Jay Taylor just sent out a letter to his subscribers describing a meeting at the Committee for Monetary Research Education, Inc. and his fellow speaker, Stanley Sporkin, as “known for his uncompromising work as a lawyer and a judge.” Sporkin was the CIA general counsel during Iran Contra. Sporkin is a fixer and he is good at it. He left the bench in 2000, several years before a Houston federal district judge found that Sporkin had knowingly allowed a false affidavit to be filed when he was CIA General Counsel, framing Edwin Wilson falsely.
The following two links are from the website: whereisthemoney.org – The Stanley Sporkin Internet Hotseat:
Inquiry in Case of Arms Dealer Justice to Probe Conduct of Prosecution Washington Post, November 1, 2003
Opinion on Conviction; United States of America vs. Edwin Paul Wilson, Judge’s Opinion, US District Court, Southern District of Texas, October 27, 2003
I had the pleasure of sitting in Stanley Sporkin’s court for several years while he did a brilliant job of intentionally destroying my company, Hamilton Securities. Our litigation was a case study in how to make sure that a target is financially destroyed before it is are allowed to know its accuser, what they were accused of or have an opportunity to address allegations let alone have those allegations documented with evidence. Although it was expensive, watching Sporkin lie, trick and try to coach Department of Justice attorneys as they failed in their efforts to falsify evidence, gave me an invaluable education in the enforcement and judicial machinery of economic warfare.
Sporkin had our entire digital infrastructure seized and put under court control, including software tools and databases that allowed me and my team to track and analyze government cash and credit flows at a local level throughout America. It was that phenomenal digital infrastructure that taught me where the incredible opportunities are to reengineer government investment in a way that could significantly increase our quality of life and sustainability in America — not to mention ending drug trafficking and the war on drugs and the family and community pain and suffering they cause. After many years, when I finally got our records back, guess what? The most valuable software tools were gone — disappeared under court control.
When Sporkin retired from the bench, he joined Weil Gotshal, the law firm that represented Enron during the bankruptcy. He has since left the firm.
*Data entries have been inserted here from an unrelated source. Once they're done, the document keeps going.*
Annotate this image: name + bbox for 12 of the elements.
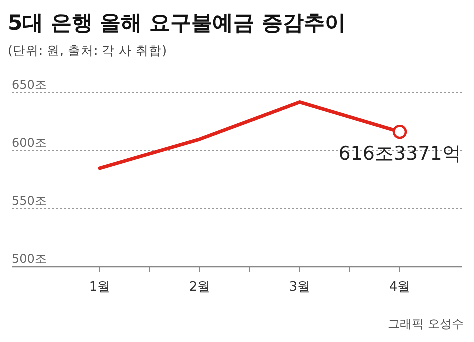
x-tick-label: 1월 <box>89 280 111 295</box>
chart-title: 5대 은행 올해 요구불예금 증감추이 <box>8 11 346 35</box>
y-tick-label: 650조 <box>12 78 47 92</box>
text: 그래픽 오성수 <box>388 317 464 331</box>
y-tick-label: 500조 <box>12 252 47 266</box>
chart-subtitle: (단위: 원, 출처: 각 사 취합) <box>8 43 168 58</box>
x-tick-label: 3월 <box>289 280 311 295</box>
y-tick-label: 600조 <box>12 136 47 150</box>
annotation: 616조3371억 <box>338 143 462 166</box>
y-tick-label: 550조 <box>12 194 47 208</box>
x-tick-label: 4월 <box>389 280 411 295</box>
x-tick-label: 2월 <box>189 280 211 295</box>
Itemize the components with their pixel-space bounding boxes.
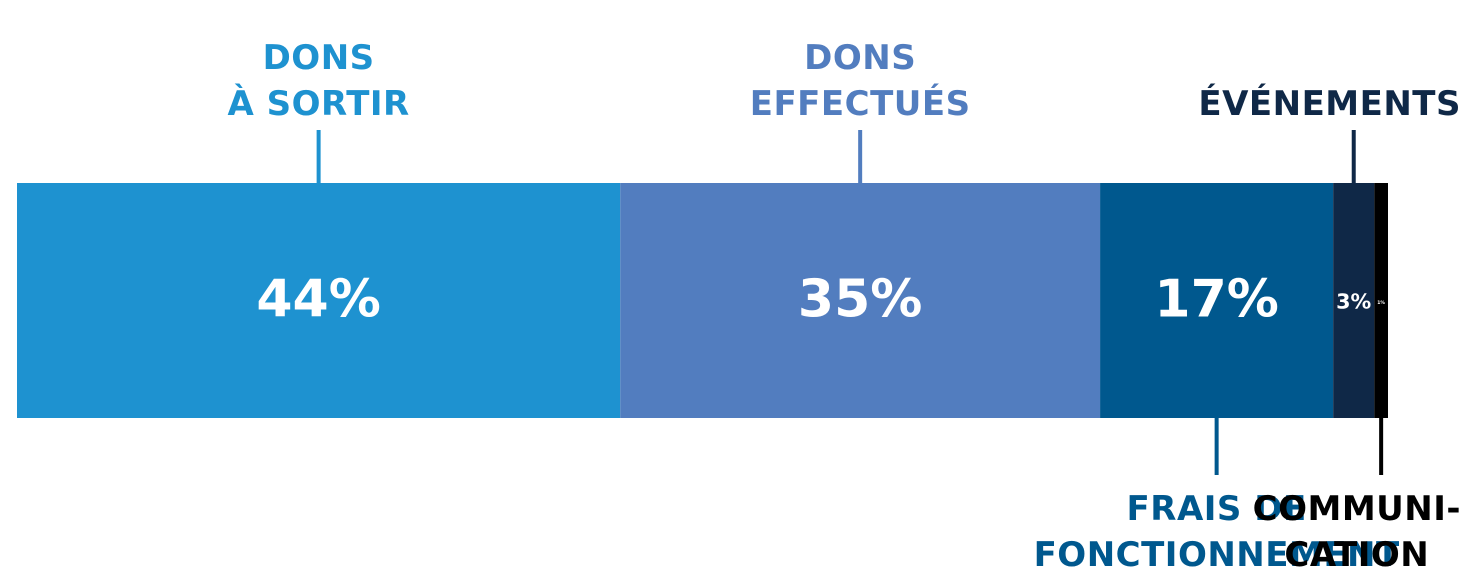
category-label-line: DONS [263,38,375,78]
value-label: 17% [1154,270,1278,330]
category-label: DONS EFFECTUÉS [750,38,971,124]
value-label: 35% [798,270,922,330]
value-label: 3% [1336,290,1371,314]
bar-segment [1100,183,1334,418]
bar-segment [1374,183,1388,418]
category-label: COMMUNI- CATION [1253,489,1461,575]
category-label: ÉVÉNEMENTS [1198,83,1461,124]
bar-segment [620,183,1101,418]
category-label-line: COMMUNI- [1253,489,1461,529]
category-label-line: DONS [804,38,916,78]
category-label-line: ÉVÉNEMENTS [1198,83,1461,124]
category-label-line: CATION [1284,535,1429,575]
category-label: FRAIS DE FONCTIONNEMENT [1034,489,1400,575]
category-label: DONS À SORTIR [228,38,410,124]
value-label: 44% [256,270,380,330]
category-label-line: EFFECTUÉS [750,83,971,124]
category-label-line: FONCTIONNEMENT [1034,535,1400,575]
value-label: 1% [1377,300,1385,306]
bar-segment [1333,183,1375,418]
category-label-line: FRAIS DE [1127,489,1307,529]
category-label-line: À SORTIR [228,83,410,124]
bar-segment [17,183,621,418]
Why do I tell this story? As discussed in an earlier post, transparency is essential for the evolution of cooperative economic behavior. If someone like Sporkin can remain socially acceptable to people committed to monetary integrity, then crime will continue to pay and the extraordinary gapping between our cost of capital and the cost of capital of insiders like those who pull Sporkin’s strings will continue to grow, irrespective of what monetary reforms are discussed.
In a nutshell:
No transparency of dirty players = crime pays = more slow burn. This means that transparency of illegal activities and players is a condition precedent to truly successful mission investing.